Bu oldukça yerinde ve doğru bir tespitti. Her ne kadar başbakanın ağzından bunu duymak beni şaşırtsa da oldukça mutlu etti ve başbakanın gelecekteki söylem değişikliğine yönelik umutlarımın yeşermesine sebep oldu. Dedim ki kendi kendime.

Başbakan sonunda idrak etti yanlışını. Bundan böyle değeri borsada yükselen kağıtlar gibi sayısı gittikçe artan çocuk siparişi vermeyecek vatandaşlarına. Herkesi rüştünü ispat etmiş özgür bir birey olarak kabullenip, kaç çocuk yapacağına, ne zaman yapacağına, yazın mı kışın mı doğuracağına karışmayacak, kişileri kendi tercihleri ile baş başa bırakacak. Ta ki konu gelip kürtaja dayanıncaya kadar.

Konu kürtaja gelince ne kadar yanıldığımı anlamam fazla uzun sürmedi. Tüm umutlarım suya düştü, yıkıldım adeta. Oysa umutlanmış, tüm iyiniyetimle inanmak istemiştim belki de başbakana.
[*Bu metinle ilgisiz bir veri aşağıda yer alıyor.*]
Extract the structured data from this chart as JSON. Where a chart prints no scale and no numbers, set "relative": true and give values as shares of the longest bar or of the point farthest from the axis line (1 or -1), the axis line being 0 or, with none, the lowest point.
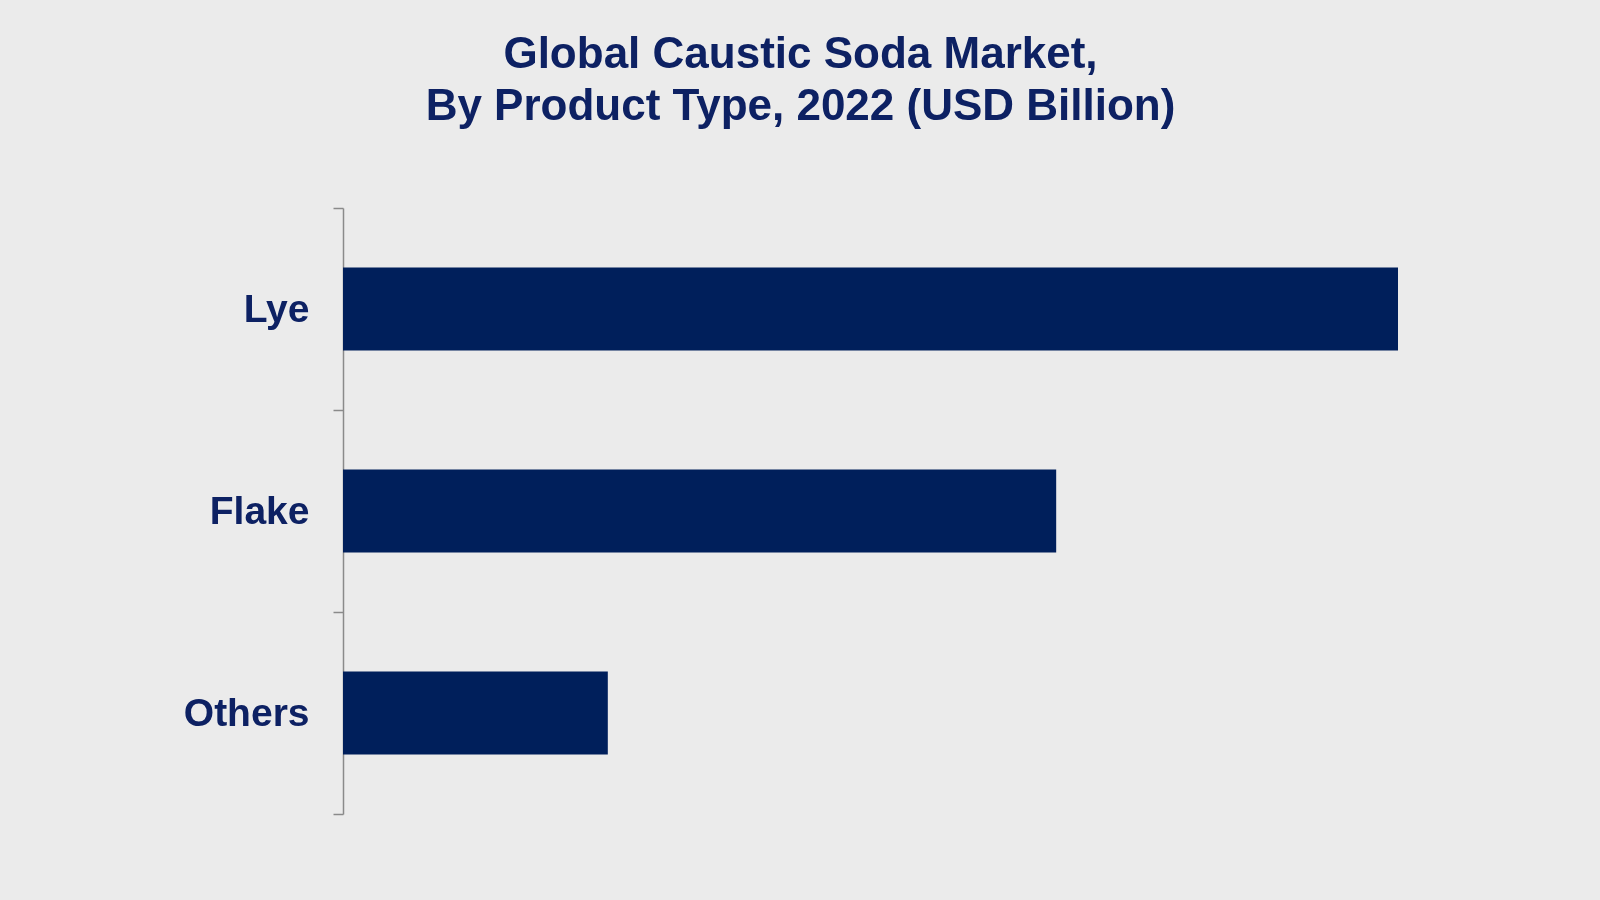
{
  "chart_data": {
    "type": "bar",
    "orientation": "horizontal",
    "relative": true,
    "title": "Global Caustic Soda Market,\nBy Product Type, 2022 (USD Billion)",
    "categories": [
      "Lye",
      "Flake",
      "Others"
    ],
    "values": [
      1,
      0.676,
      0.251
    ],
    "color": "#001f5b"
  }
}
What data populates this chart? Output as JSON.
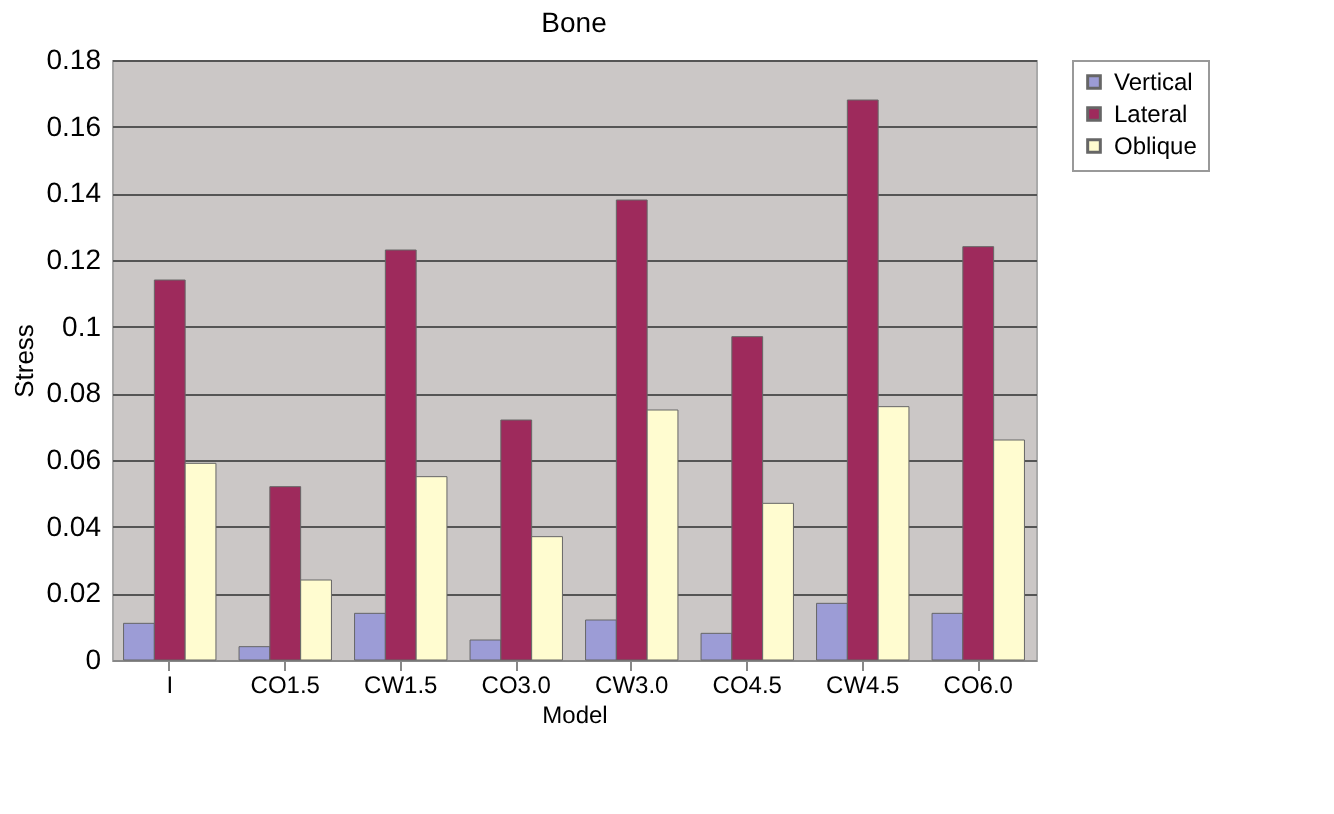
{
  "chart_data": {
    "type": "bar",
    "title": "Bone",
    "xlabel": "Model",
    "ylabel": "Stress",
    "categories": [
      "I",
      "CO1.5",
      "CW1.5",
      "CO3.0",
      "CW3.0",
      "CO4.5",
      "CW4.5",
      "CO6.0"
    ],
    "series": [
      {
        "name": "Vertical",
        "color": "#9c9cd6",
        "values": [
          0.011,
          0.004,
          0.014,
          0.006,
          0.012,
          0.008,
          0.017,
          0.014
        ]
      },
      {
        "name": "Lateral",
        "color": "#9e2a5c",
        "values": [
          0.114,
          0.052,
          0.123,
          0.072,
          0.138,
          0.097,
          0.168,
          0.124
        ]
      },
      {
        "name": "Oblique",
        "color": "#fffcd0",
        "values": [
          0.059,
          0.024,
          0.055,
          0.037,
          0.075,
          0.047,
          0.076,
          0.066
        ]
      }
    ],
    "ylim": [
      0,
      0.18
    ],
    "yticks": [
      0,
      0.02,
      0.04,
      0.06,
      0.08,
      0.1,
      0.12,
      0.14,
      0.16,
      0.18
    ],
    "grid": "y",
    "legend": "right"
  }
}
Zira başbakan tam da bu noktada vatandaşı (özellikle kadını) birey olarak görmüyor, kabul etmiyor, biz devlet olarak öldürmek değil, yaşatmakla mükellefiz diyordu. (Sanki biz keyfiyeten, yeşillik olsun diye böyle bir karar veriyorduk, verecektik.)

Bu durumda partisinin Belediye Başkanı Melih Gökçek’in açıklamalarını hangi kefeye koyar onu bilemiyorum tabii. Zira Gökçek’in açıklamaları, kuşku götürmeyecek kadar açık bir dille, alenen basın yayın organlarında yer aldı.

Ne diyordu Gökçek?

“Çocuğun ne günahı var. Kürtaj yapacağına anası kendini öldürsün”

Bu üslubun kişide yarattığı ilk algı nedir?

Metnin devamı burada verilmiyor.